When signing up, fans indicate which teams and players are their favorites, so that TruFan can funnel them content to match their particular preferences. Users can write their own blogs, vote up news stories, post photos, friend other fans and chat with them. The face of the front page changes according to which news stories are getting the most votes.

“Sports fans in general are used to being spoken to,” says Anderson. TruFan is “more about fans speaking to each other. Instead of the editor-in-chief dictating what headline should be, it’s more compelling because fans are contributing their own content.”

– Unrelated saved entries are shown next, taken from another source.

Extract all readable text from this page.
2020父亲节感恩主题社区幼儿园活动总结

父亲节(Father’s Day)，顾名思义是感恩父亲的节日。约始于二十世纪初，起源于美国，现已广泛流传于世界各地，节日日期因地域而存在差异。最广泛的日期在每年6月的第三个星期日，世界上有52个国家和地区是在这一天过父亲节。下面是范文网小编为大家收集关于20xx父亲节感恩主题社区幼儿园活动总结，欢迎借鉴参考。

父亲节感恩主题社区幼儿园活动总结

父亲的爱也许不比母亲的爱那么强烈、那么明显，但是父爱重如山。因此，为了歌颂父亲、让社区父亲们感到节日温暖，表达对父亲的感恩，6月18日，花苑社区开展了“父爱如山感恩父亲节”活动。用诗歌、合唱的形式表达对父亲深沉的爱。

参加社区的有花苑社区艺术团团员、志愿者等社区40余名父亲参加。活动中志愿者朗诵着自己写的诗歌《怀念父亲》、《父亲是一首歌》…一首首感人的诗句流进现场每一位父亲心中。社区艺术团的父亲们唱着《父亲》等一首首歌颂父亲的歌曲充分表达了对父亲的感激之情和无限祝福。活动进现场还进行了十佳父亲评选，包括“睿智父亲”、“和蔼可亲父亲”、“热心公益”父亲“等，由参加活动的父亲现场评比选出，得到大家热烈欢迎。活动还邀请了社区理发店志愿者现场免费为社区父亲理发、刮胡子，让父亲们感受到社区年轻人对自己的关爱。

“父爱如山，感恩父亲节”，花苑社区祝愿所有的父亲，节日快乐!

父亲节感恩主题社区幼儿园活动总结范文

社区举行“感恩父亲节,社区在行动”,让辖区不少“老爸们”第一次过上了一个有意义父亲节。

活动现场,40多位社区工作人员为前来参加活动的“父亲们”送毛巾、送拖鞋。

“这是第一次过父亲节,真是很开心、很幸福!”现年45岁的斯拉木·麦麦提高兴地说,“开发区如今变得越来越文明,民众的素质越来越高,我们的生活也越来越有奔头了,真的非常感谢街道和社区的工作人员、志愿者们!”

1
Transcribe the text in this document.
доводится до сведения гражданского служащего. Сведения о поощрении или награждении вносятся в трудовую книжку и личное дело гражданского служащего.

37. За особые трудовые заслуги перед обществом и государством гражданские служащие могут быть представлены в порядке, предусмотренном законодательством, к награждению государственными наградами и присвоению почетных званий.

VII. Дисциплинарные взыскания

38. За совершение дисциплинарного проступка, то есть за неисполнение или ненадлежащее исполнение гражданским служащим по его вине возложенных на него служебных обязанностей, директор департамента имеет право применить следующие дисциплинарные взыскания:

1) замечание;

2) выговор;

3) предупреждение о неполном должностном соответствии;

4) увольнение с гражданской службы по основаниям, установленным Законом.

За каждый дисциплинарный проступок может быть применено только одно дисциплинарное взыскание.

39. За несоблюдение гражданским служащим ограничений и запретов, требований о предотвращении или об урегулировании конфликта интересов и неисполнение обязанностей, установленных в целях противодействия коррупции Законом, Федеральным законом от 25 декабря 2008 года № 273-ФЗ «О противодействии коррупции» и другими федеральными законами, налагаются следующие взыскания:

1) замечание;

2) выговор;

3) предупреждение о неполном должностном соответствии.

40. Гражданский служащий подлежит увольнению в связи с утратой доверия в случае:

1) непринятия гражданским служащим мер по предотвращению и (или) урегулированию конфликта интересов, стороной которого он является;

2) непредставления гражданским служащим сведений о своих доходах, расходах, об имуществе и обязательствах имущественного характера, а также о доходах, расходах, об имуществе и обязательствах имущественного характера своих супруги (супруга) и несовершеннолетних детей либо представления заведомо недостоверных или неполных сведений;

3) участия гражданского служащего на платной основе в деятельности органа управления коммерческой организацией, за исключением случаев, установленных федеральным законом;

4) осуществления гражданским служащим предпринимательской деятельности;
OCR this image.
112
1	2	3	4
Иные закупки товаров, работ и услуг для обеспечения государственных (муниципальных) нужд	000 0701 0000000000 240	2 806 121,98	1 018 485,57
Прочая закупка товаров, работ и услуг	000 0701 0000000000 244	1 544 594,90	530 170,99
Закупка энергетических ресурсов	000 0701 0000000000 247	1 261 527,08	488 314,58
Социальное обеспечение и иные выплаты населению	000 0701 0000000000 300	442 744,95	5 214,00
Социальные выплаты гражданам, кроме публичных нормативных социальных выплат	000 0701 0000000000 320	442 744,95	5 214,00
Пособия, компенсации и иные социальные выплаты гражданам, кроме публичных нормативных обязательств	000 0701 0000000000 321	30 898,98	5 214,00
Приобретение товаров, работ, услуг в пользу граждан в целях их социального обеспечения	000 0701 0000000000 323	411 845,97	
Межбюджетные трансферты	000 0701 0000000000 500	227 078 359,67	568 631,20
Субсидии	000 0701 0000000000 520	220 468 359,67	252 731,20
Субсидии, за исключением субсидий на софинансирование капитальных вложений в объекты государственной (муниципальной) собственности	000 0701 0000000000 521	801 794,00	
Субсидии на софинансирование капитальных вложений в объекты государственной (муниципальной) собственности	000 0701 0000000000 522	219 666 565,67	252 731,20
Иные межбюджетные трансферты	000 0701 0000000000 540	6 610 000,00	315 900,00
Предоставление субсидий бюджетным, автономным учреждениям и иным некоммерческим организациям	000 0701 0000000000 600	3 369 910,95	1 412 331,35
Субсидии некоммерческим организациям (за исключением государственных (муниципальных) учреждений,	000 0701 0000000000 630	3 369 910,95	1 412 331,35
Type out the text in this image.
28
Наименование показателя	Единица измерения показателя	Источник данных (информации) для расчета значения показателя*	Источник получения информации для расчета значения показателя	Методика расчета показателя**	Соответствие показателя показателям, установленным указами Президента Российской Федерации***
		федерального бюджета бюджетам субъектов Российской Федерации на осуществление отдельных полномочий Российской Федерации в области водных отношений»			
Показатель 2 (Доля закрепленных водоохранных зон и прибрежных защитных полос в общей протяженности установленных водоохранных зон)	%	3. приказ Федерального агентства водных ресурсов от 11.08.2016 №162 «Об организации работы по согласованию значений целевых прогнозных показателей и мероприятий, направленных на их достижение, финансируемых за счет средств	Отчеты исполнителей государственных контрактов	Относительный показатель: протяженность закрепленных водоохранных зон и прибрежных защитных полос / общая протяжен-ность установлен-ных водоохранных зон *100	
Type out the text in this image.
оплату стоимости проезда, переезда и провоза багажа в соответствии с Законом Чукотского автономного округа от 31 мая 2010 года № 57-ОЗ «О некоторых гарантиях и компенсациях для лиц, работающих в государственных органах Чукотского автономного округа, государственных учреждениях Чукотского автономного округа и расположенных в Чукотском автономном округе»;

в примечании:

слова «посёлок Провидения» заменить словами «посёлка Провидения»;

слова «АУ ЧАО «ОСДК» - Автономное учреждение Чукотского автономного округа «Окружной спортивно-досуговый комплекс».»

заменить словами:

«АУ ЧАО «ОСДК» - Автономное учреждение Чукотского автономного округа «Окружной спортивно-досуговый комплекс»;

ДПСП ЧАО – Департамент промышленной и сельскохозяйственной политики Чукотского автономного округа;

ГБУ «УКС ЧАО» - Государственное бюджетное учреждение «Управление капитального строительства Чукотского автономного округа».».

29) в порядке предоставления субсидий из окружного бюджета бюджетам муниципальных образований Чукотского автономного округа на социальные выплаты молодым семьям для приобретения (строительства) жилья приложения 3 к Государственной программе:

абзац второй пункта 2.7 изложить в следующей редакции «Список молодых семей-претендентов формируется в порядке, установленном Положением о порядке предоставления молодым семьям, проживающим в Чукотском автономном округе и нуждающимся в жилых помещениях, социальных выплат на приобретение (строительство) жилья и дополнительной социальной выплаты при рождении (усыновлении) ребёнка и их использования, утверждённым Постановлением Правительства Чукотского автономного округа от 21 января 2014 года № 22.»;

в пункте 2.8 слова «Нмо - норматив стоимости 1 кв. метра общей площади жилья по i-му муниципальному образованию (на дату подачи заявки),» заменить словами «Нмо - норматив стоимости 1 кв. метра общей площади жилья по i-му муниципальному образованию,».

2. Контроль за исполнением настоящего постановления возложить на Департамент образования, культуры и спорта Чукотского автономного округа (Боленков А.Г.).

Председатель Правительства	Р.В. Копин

TruFan Screen shotAnderson has spent much of the past few years at Fenway Park, and not just for recreation. Before becoming president and CEO of Brighton, MA-based TruMedia Networks, he spent six years as a consultant for the Fenway Sports Group, a sports marketing group that counts among its clients the Red Sox and NASCAR team Roush Fenway Racing, as well as Professional Bull Riders, Inc. In August of last year, he left to take charge of the TruFan platform, which until that time was a side project of North Adams, MA-based Boxcar Media.

TruFan’s business model, says Anderson, is “all about diversification.” The site does not currently sport any online advertising, which Anderson is leery of as a workable profit generator. Instead, TruFan intends to build its fortune with a multi-pronged approach. The site has entered into a partnership with AceTicket, which allows fans to purchase tickets from each other, and will soon be selling merchandise as well.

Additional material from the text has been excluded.